Ancak, parti içi süreçlerin seyri ve yerel/ulusal gündem dalgalanmaları başlık üzerinde oynaklık yaratabilir.
Sorumluluk
Reddi Beyanı
Bu
bülten, genel bilgi amaçlı hazırlanmıştır ve yalnızca bilgilendirme amacı
taşımaktadır. İçerikteki bilgiler, herhangi bir yatırım, ticaret veya karar
alma sürecine doğrudan rehberlik etme amacı taşımamaktadır. Tüm okuyucular,
belirtilen konulara dair kararlarını vermeden önce bağımsız araştırma yapmalı
veya profesyonel danışmanlık hizmeti almalıdır.
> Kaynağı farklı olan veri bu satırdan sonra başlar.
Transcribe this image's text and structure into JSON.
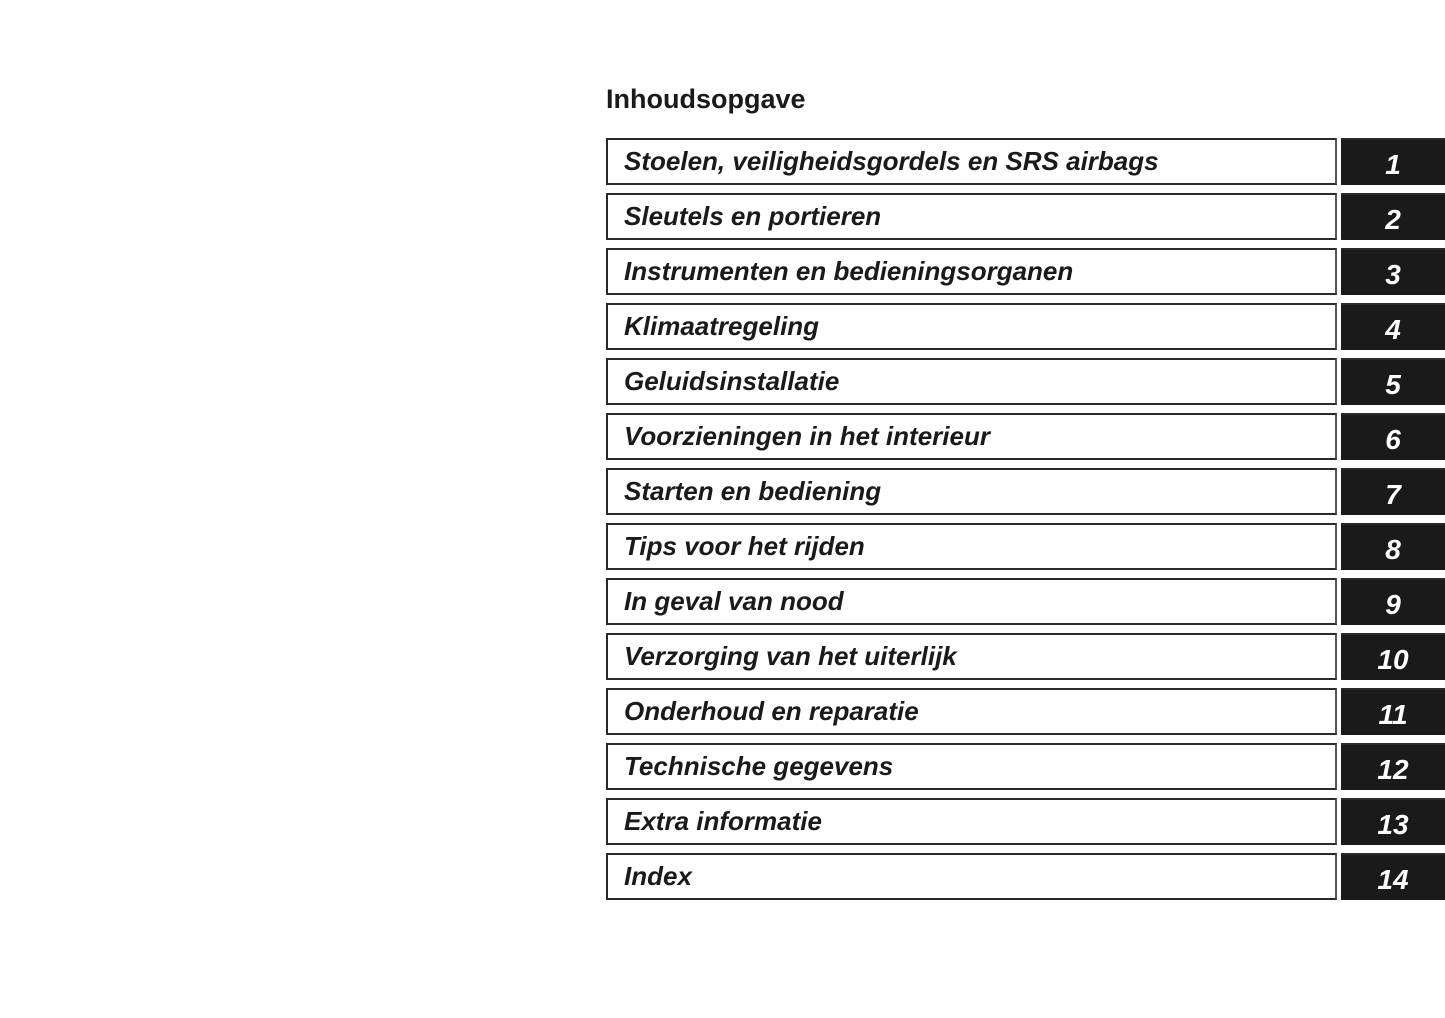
{
  "title": "Inhoudsopgave",
  "chapters": [
    {
      "label": "Stoelen, veiligheidsgordels en SRS airbags",
      "number": "1"
    },
    {
      "label": "Sleutels en portieren",
      "number": "2"
    },
    {
      "label": "Instrumenten en bedieningsorganen",
      "number": "3"
    },
    {
      "label": "Klimaatregeling",
      "number": "4"
    },
    {
      "label": "Geluidsinstallatie",
      "number": "5"
    },
    {
      "label": "Voorzieningen in het interieur",
      "number": "6"
    },
    {
      "label": "Starten en bediening",
      "number": "7"
    },
    {
      "label": "Tips voor het rijden",
      "number": "8"
    },
    {
      "label": "In geval van nood",
      "number": "9"
    },
    {
      "label": "Verzorging van het uiterlijk",
      "number": "10"
    },
    {
      "label": "Onderhoud en reparatie",
      "number": "11"
    },
    {
      "label": "Technische gegevens",
      "number": "12"
    },
    {
      "label": "Extra informatie",
      "number": "13"
    },
    {
      "label": "Index",
      "number": "14"
    }
  ]
}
Bu bültende yer alan yorumlar
ve değerlendirmeler, editörlerin kişisel görüşlerini yansıtmakta olup, herhangi
bir kurum veya kuruluşun resmi görüşlerini temsil etmemektedir. Quartz A&C,
içerikteki herhangi bir hata veya eksiklikten dolayı sorumluluk kabul etmez.